The next round of negotiations is only a year and a half away. National will not be mentoring other locals on how to organize their membership despite our local giving them a detailed plan on how to do so, and even begging to help. We need to find ways to effectively do this kind of outreach ourselves until we can get back to a physical training model post-pandemic. We are running out of time and need to adjust accordingly.
On an uplifting note, a powerful display of workfloor direct action has emerged in Winnipeg over the past couple of weeks. For years and reasons unknown, CPC management in Winnipeg refused to implement an equal opportunity list for overtime assignments despite union requests and grievances. This obstinance led to CPC relying mostly on egregious favoritism and improper staffing. Finally fed up, almost the entire McDermot depot coordinated a full OT refusal for the entire past week. Now, after ignoring them for so long, it only took a few days for management to agree to use an opportunity list and beg the workers to start doing overtime again.
Other than the obvious difference of efficacy between workfloor organizing and grievance proceduralism, this inspiring example highlights how much easier it is to coordinate actions, and how much more leverage we have now that overtime is no longer mandatory for the overwhelming majority of our membership. CPC is operating well over capacity, and is trying to squeeze more work from an already overburdened labour force. If all any of us did was work safely, not rush to get done, and brought back undelivered product at the end of every regular shift, CPC would be forced to bring in more staff to make sure operations wouldn’t collapse on itself. They know how strained the system is, which is why they are sending out tone-deaf care-packages with psychedelic-themed stamps emblematic of their dissociation from how frustrated postal workers actually feel.

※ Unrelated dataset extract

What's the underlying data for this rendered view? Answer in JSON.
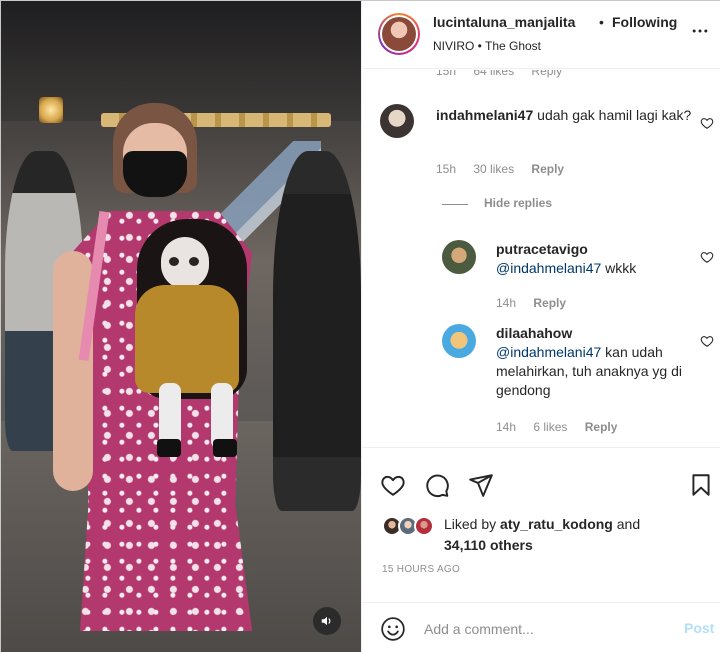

The existence of the pandemic does not change our primary goal of arming enough of our union with the tools to mount a sizable resistance to CPC maneuvers and government repression. As long as we continue to do our part in nurturing a spirit of solidarity and supporting any workfloor organizing efforts in CUPW, in our local and beyond, we will be tangibly building towards revitalizing our union. We wholeheartedly commend the efforts of our comrades in Winnipeg and eagerly look forward to resuming our organizer training collaboration with them as soon as that is possible.